Jesus' Son
Directed by Alison Maclean
Written by Elizabeth Cuthrell, David Urrutia, Oren Moverman

Starring Billy Crudup, Samantha Morton

 

Jesus' Son

Who says the great wave of independent films is over? Alison Maclean's recent film "Jesus' Son" is a classic example of the kind of film that defines 'independent.' Based on a series of related short stories by Denis Johnson, it's a wonderfully odd romance, the portrait of a young drifter, sometime heroin addict and petty criminal, not so affectionately known to his friends as Fuckhead. He's played by Billy Crudup (the rock band leader in "Almost Famous"), and as we follow his varied travails he tells us in voiceover some of the reasoning behind what's happening to him.

The film is at once poignant, funny, and compelling, anchored by a bravura performance by Crudup, who can appear to sway slightly on his feet without moving a muscle, and whose sweet, uninflected voice can flatten even the most horrific moments, transforming them into just another pothole on the road of life.

The film is set in 1971, mostly around Iowa City, and then ending in Phoenix, and is frontloaded with everything from paisley bell bottoms to joints. Crudup meets junkie Michelle (Samantha Morton) and they set themselves up in a little downscale love nest. But as with everything in Fuckead's life (the only name he's known by in the film), it is destined not to last. She leaves him, he looks for her, he meets with accidents (he wearily predicts one of them) and even brings one victim back to life (the Jesus reference in the title?). He finds her again, again he loses her. There are bizarre adventures, including an encounter with a man who's got a hunting knife stuck in his eye. Everywhere lies the unexpected, which Maclean and her screenwriters have transformed into the almost-normal. There's AA groupie Holly Hunter, who has apparently had more husbands than Zsa Zsa Gabor, and disabled patient Dennis Hopper, with bullet holes in both cheeks, and the Mennonite wife whom Fuckhead peeps at through her windows.
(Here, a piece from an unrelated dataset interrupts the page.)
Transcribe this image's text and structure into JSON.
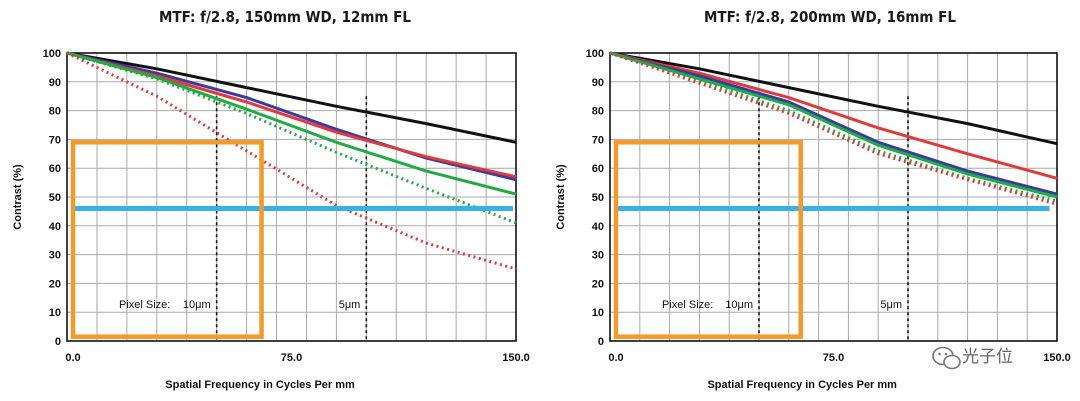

This strangely faceted story, episodic and not quite linear, sometimes rounding back on itself to clarify what was unsaid earlier, is putty in the hands of Maclean, who moves the pieces around, into and out of the light like one of those cheap crystals of the era, that we once hung in our windows. Adam Kimmel's cinematography captures the cheesy life of undecorated rooms and windswept street corners. But we are haunted by the life and times of Fuckhead. It is a wonderful film.